Apoptosis induced by DNA damage O6-methylguanine is Bcl-2 and caspase-9/3 regulated and Fas/caspase-8 independent.

In the therapy of various kinds of tumors, methylating agents generating O6-methylguanine (O6MeG) in DNA are used. We studied the molecular mechanism of cell death induced by these agents by comparing isogenic cell lines proficient (MGMT+) and deficient (MGMT-) for the DNA repair protein alkyltransferase and exhibiting the tolerance phenotype. Hypersensitivity to methylation-induced cell killing of MGMT- cells is attributable to the potent induction of apoptosis. We show that apoptosis is a late event occurring >48 h after methylation. It was preceded by decrease in Bcl-2 protein level and accompanied by activation of caspase-9 and caspase-3. We also observed cytochrome c release and hypophosphorylation of Bad. Other members of the Bcl-2 family (Bag-1, Bak, Bax, and Bcl-xL) were not altered in expression. Transfection of MGMT- cells with bcl-2 protected against methylation-induced apoptosis, indicating that Bcl-2 plays a key role in the response. Induction of apoptosis in MGMT- cells was not triggered by Fas and Fas ligand (CD95, Apo-1) because both proteins remained unaltered in expression and receptor-proximal caspase-8 was not activated after methylation. Also, inhibition of caspase-8 was ineffective in modifying the apoptotic response, whereas inhibition of caspase-3 and caspase-9 blocked apoptosis. Tolerant cells that are unable to repair O6MeG and are impaired in mismatch repair were less sensitive regarding the induction of apoptosis and Bcl-2 decline, supporting the view that O6MeG-induced apoptosis requires mismatch repair.
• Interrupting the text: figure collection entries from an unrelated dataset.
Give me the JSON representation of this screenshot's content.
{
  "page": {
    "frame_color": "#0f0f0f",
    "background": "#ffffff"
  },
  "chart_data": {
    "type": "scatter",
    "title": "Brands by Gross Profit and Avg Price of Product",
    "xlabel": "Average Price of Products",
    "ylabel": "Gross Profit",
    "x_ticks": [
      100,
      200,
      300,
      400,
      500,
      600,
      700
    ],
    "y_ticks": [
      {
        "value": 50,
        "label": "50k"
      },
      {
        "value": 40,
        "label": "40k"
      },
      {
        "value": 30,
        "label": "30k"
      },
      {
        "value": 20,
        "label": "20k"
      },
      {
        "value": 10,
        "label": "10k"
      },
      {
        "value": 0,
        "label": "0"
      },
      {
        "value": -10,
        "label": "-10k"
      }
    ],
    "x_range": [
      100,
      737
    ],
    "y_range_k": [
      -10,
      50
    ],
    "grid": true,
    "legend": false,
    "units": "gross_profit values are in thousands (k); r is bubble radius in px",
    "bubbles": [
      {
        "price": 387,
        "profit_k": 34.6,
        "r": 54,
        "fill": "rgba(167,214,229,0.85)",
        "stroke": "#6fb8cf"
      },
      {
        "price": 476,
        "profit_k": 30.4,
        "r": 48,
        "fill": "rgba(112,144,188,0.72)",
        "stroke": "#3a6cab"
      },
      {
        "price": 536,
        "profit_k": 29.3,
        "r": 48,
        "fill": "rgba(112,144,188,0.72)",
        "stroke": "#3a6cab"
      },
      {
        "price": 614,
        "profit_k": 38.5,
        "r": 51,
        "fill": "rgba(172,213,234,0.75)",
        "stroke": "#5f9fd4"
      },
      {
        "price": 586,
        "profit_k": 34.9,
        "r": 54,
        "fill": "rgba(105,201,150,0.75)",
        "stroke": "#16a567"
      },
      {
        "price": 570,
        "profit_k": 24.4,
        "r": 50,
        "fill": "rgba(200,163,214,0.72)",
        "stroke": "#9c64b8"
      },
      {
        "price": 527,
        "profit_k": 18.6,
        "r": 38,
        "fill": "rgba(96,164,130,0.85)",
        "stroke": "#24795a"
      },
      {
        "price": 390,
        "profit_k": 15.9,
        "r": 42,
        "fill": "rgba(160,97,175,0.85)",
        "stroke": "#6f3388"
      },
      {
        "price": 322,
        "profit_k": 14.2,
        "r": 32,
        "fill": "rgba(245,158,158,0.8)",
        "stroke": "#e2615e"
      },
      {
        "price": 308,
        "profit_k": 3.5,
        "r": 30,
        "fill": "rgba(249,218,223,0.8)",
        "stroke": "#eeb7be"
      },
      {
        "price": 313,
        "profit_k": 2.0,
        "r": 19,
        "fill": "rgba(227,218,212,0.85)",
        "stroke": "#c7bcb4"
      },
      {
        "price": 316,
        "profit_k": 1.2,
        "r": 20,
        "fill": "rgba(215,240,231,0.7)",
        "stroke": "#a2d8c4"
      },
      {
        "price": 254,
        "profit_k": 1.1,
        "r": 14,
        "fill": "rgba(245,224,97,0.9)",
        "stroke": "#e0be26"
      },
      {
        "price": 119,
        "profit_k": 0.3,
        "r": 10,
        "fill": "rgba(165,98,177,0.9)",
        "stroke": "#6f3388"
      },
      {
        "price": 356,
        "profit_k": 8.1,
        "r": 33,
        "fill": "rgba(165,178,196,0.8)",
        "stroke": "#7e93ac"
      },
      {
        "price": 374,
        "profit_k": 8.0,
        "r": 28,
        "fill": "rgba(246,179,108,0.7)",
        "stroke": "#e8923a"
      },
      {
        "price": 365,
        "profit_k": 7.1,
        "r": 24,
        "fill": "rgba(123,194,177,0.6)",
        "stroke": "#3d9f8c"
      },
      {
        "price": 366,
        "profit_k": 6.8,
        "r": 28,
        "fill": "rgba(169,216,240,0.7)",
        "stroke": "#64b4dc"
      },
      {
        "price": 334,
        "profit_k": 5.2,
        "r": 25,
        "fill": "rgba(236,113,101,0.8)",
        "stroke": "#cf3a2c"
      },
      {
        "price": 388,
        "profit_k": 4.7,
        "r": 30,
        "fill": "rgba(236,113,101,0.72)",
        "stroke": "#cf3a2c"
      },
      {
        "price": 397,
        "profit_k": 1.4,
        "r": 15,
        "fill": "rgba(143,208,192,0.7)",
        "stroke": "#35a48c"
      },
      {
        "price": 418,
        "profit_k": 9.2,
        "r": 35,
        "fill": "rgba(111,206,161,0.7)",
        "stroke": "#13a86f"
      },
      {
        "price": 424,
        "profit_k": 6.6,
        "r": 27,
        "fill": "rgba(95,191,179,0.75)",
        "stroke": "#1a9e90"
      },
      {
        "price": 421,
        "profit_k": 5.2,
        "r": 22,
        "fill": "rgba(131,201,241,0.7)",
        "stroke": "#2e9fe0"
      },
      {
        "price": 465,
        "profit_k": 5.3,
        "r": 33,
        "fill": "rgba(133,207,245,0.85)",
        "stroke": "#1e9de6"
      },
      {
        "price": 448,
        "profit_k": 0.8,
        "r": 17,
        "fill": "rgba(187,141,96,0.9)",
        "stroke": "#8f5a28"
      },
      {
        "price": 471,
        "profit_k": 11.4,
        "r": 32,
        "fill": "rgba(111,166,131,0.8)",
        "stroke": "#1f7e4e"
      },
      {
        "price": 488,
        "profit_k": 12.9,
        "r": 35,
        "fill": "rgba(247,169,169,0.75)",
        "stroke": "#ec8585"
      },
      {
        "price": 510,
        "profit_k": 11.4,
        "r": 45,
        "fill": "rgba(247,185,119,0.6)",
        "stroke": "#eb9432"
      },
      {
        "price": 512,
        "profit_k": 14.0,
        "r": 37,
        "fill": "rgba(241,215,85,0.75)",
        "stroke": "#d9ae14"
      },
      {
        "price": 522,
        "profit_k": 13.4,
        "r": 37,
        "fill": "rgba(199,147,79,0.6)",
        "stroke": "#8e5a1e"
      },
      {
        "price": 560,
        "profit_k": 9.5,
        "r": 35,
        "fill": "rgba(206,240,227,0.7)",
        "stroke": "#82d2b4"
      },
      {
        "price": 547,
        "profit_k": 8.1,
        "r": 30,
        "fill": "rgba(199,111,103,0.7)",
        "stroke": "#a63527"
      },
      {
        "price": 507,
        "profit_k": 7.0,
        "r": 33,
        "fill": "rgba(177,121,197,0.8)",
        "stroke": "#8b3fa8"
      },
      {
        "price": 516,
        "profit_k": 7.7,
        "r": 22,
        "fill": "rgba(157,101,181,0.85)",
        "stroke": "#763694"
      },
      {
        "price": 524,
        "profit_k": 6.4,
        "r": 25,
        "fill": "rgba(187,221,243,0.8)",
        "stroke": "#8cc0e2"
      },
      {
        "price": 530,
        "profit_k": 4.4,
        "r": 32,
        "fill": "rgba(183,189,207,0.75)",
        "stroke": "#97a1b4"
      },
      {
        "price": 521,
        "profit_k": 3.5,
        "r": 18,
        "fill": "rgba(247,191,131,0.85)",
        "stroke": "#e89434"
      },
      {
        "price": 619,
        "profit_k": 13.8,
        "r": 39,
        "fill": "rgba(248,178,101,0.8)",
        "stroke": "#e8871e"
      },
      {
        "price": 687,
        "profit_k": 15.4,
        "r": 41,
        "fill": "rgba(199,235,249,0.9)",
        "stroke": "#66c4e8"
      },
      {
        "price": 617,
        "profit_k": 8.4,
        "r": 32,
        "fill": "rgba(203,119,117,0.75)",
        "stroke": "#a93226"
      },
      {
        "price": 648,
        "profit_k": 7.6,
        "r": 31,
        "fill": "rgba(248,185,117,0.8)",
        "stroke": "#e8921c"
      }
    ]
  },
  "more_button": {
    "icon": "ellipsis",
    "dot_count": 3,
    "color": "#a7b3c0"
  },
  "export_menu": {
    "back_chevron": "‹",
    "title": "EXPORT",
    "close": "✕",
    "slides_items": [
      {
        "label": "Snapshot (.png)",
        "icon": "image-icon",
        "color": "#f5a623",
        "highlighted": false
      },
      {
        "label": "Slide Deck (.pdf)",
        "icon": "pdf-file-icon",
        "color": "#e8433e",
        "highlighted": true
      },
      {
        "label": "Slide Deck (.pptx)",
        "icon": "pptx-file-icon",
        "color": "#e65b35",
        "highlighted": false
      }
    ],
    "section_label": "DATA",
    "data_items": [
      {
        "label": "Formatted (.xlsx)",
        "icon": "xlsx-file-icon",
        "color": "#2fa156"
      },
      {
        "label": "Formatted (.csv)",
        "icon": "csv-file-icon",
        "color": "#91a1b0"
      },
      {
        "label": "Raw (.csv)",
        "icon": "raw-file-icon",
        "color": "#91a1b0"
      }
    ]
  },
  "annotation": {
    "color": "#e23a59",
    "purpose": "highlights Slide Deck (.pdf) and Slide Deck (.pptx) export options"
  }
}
The ultimate O6MeG-derived lesions triggering the apoptotic pathway are likely to be DNA double-strand breaks, which were significantly formed in MGMT- but not in MGMT+ and tolerant cells and which preceded apoptosis. Overall, the data indicate that O6MeG induces apoptosis via secondary lesions that trigger Bcl-2 decline, cytochrome c release, and caspase-9 and caspase-3 activation independently of Fas/Fas ligand and p53, for which the cells are mutated.